# Help Needed on Navigational Problem



## Michael Taylor (Aug 31, 2008)

Volunteering at the New Bedford Whaling Museum (Massachusetts) and as the only one there with seagoing experience, I get asked many navigational questions many which I can answer, however am stuck with this one!

We have a Docent who is tasked with transcribing whaling log books. The vessel he is working with at the moment is the Bark Seneca out of New Bedford. Her log gives midday positions but in some instance the Lat. and Longitude entry is followed by the letters "lhre"......The writing is hard to read so the "e" maybe an "a".

So, what is Lhre?


----------



## Gulpers (Sep 8, 2005)

Michael,

Could it refer to Local Hour Angle, which is correctly given the acronym LHA? 

https://astronavigationdemystified.com/local-hour-angle-and-greenwich-hour-angle/


----------



## MikeK (Jul 3, 2007)

I misread your post at first and took the 'l' for a 't' and my first thought then was abbreviation for 'thereabouts' for a sarcastic DR, but then again why bother with a longer word for DR ? In other words, can't help you Sorry !!

Gulpers idea sounds logical (unlike mine !)

Mike


----------



## Barrie Youde (May 29, 2006)

If it is an "e" rather than an "a", might it mean "Local Hour Estimated"?


----------



## John Cassels (Sep 29, 2005)

Lost Hours Recalculating Estimates ?.


----------



## Farmer John (Feb 22, 2012)

Is there any correspondence between the days when this is used and weather conditions?
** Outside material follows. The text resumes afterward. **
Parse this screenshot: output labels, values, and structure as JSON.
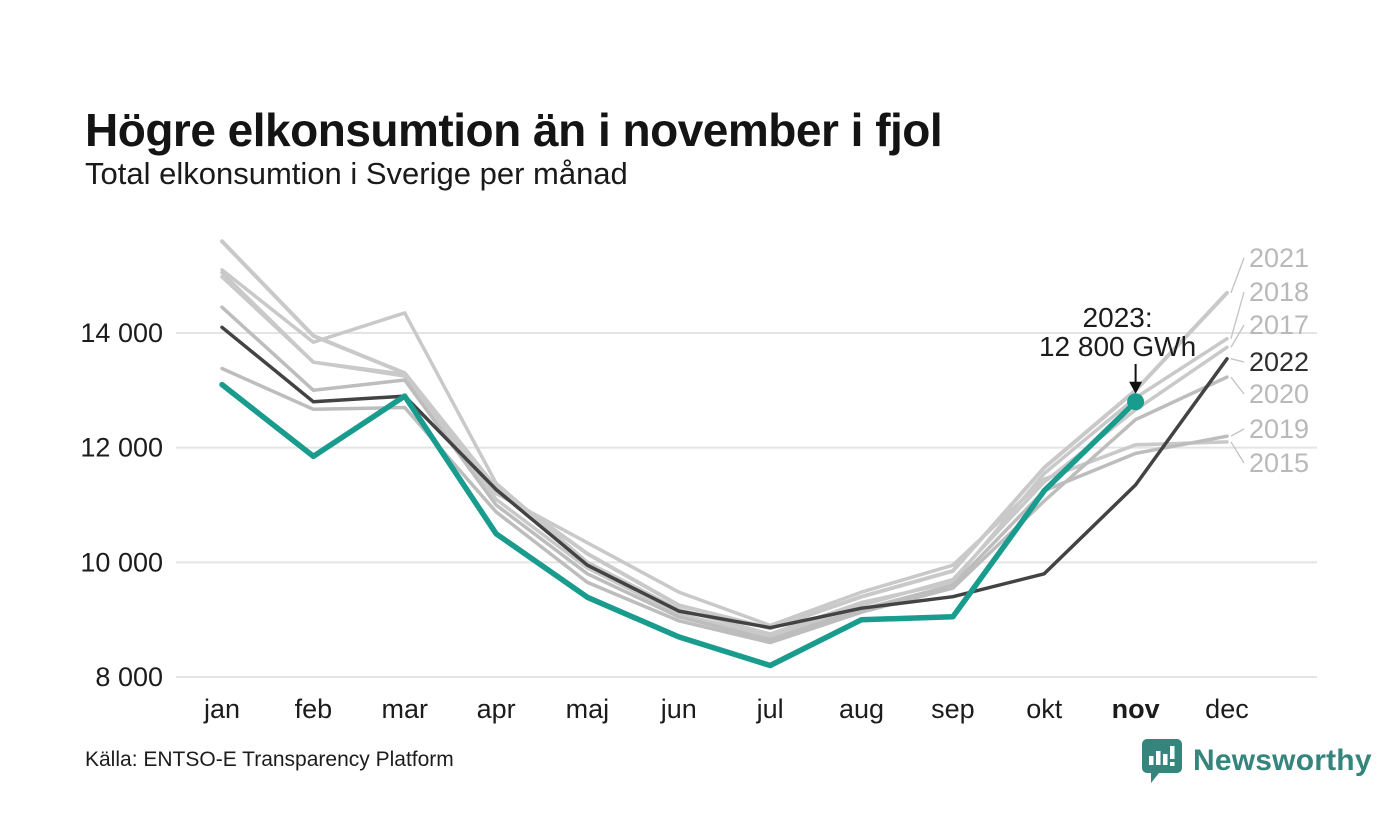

Is it sometimes used for Lat and sometimes used for Long, or only ever used for both, or one?

I am sure you have thought about these things, but any information could help.


----------



## Michael Taylor (Aug 31, 2008)

Thanks everybody, I knew I could get help here. I am at the museum today and will check the log book for the weather at the time. The Seneca was one of the vessels tuck in the ice. Again thanks.


----------



## peter3807 (Oct 11, 2006)

If the l is a 1 it could mean 1hr advance for the ships clocks if the vessel was travelling in an easterly direction. Done to keep ships noon as close as possible to local noon.


----------



## Barrie Youde (May 29, 2006)

Alternatively, "lhre" could mean:-

1. Let's hope right estimate.

2. Let's have rum, everybody.

3. Look happy, rats eliminated.

4. Left-handed-rope-effect.

5. Light-House recognition error.

6. Last haul recovered empty. (Forgot to tie the cod-end.)


----------



## Michael Taylor (Aug 31, 2008)

If anybody is interested you can open the "New Bedford Whaling Museum" site. Click on top where it says Library and open log book section....the Seneca is amongst them.

ps thanks Barrie will pass you ideas on..........


----------